Continuously writing received data from serial to textfile.

Joined
Jan 31, 2021
Messages
10
Programming Experience
Beginner
Hi there,

For my project, I'm looking for a resolution for my problem. Every second I got a new data from my serial port. When I want to write this to a file, I only get one time the data that has been written.
What Do I have to to to fix this, a program code would be helpfull.
Kind regards and many Thx!
StartWriteData:
private void BttnStartDataWriting_Click(object sender, RoutedEventArgs e)
        {
            
            string folderPath = Environment.GetFolderPath(Environment.SpecialFolder.MyDocuments);
            TxtBlck_DataWritingStart.Text = "Writing to: " + folderPath;

            string filePath = System.IO.Path.Combine(folderPath, "SavedDataDigitaleTeller.csv");
            StreamWriter writer = File.CreateText(filePath);
            string DataLoggerText = String.Format("{0} A", seriëleTelegram.StroomFaseR / 100); // is just one of my received data from my serial
            writer.WriteLine(DataLoggerText);
            writer.Close();

        }

There are about 20 lines of data in my program, so every time the data changes (every second) it has to put this data in a new line in my csv file.
Many thx!
 
Last edited by a moderator:
@JohnH is quite correct that calling CreateText rather than AppendText is going to overwrite existing data instead of add to it but you really shouldn't be using either. If all you're doing is opening the file, writing some text and then closing the file again, you should be calling WriteAllText to overwrite or AppendAllText to append. That will do the open, write and close in the a single method call.

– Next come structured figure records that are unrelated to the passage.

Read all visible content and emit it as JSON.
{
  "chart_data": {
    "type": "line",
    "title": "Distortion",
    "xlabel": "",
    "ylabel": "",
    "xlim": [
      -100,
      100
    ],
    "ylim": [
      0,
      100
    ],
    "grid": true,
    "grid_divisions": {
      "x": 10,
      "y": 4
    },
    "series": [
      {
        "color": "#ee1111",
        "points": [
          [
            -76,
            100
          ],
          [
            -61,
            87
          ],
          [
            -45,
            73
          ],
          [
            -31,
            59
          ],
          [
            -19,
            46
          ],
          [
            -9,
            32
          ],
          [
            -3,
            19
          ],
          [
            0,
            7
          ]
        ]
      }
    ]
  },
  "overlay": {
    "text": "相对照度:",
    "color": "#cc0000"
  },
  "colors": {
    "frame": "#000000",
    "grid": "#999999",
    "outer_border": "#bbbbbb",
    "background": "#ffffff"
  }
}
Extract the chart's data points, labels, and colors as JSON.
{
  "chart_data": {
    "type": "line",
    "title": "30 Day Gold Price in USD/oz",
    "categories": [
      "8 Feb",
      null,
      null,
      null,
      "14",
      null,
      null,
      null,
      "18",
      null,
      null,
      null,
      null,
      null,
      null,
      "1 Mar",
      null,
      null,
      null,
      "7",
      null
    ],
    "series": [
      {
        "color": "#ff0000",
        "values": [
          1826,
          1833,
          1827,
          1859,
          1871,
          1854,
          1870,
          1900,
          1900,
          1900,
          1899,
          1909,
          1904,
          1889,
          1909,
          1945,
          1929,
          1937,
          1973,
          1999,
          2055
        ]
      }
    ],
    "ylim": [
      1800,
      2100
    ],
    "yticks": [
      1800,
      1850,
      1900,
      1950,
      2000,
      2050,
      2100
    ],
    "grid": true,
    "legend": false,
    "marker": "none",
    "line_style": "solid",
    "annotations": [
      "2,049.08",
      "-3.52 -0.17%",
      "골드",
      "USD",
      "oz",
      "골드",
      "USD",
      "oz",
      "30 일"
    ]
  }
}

That assumes that you're writing infrequently enough that opening and closing the file repeatedly is not a significant overhead. Generally you don't want to keep things like files open for long periods but if you're writing very frequently then you may need to open the file once and keep writing to it, not closing it until your app is done with it. That may restrict you from accessing the file elsewhere while the app is running. You might need to do some testing to determine which option is best.
 
Also, you probably don't want that logic for writing into the file as part of a button click handler as you have above. You'll likely want it as part of the data available serial port event handler.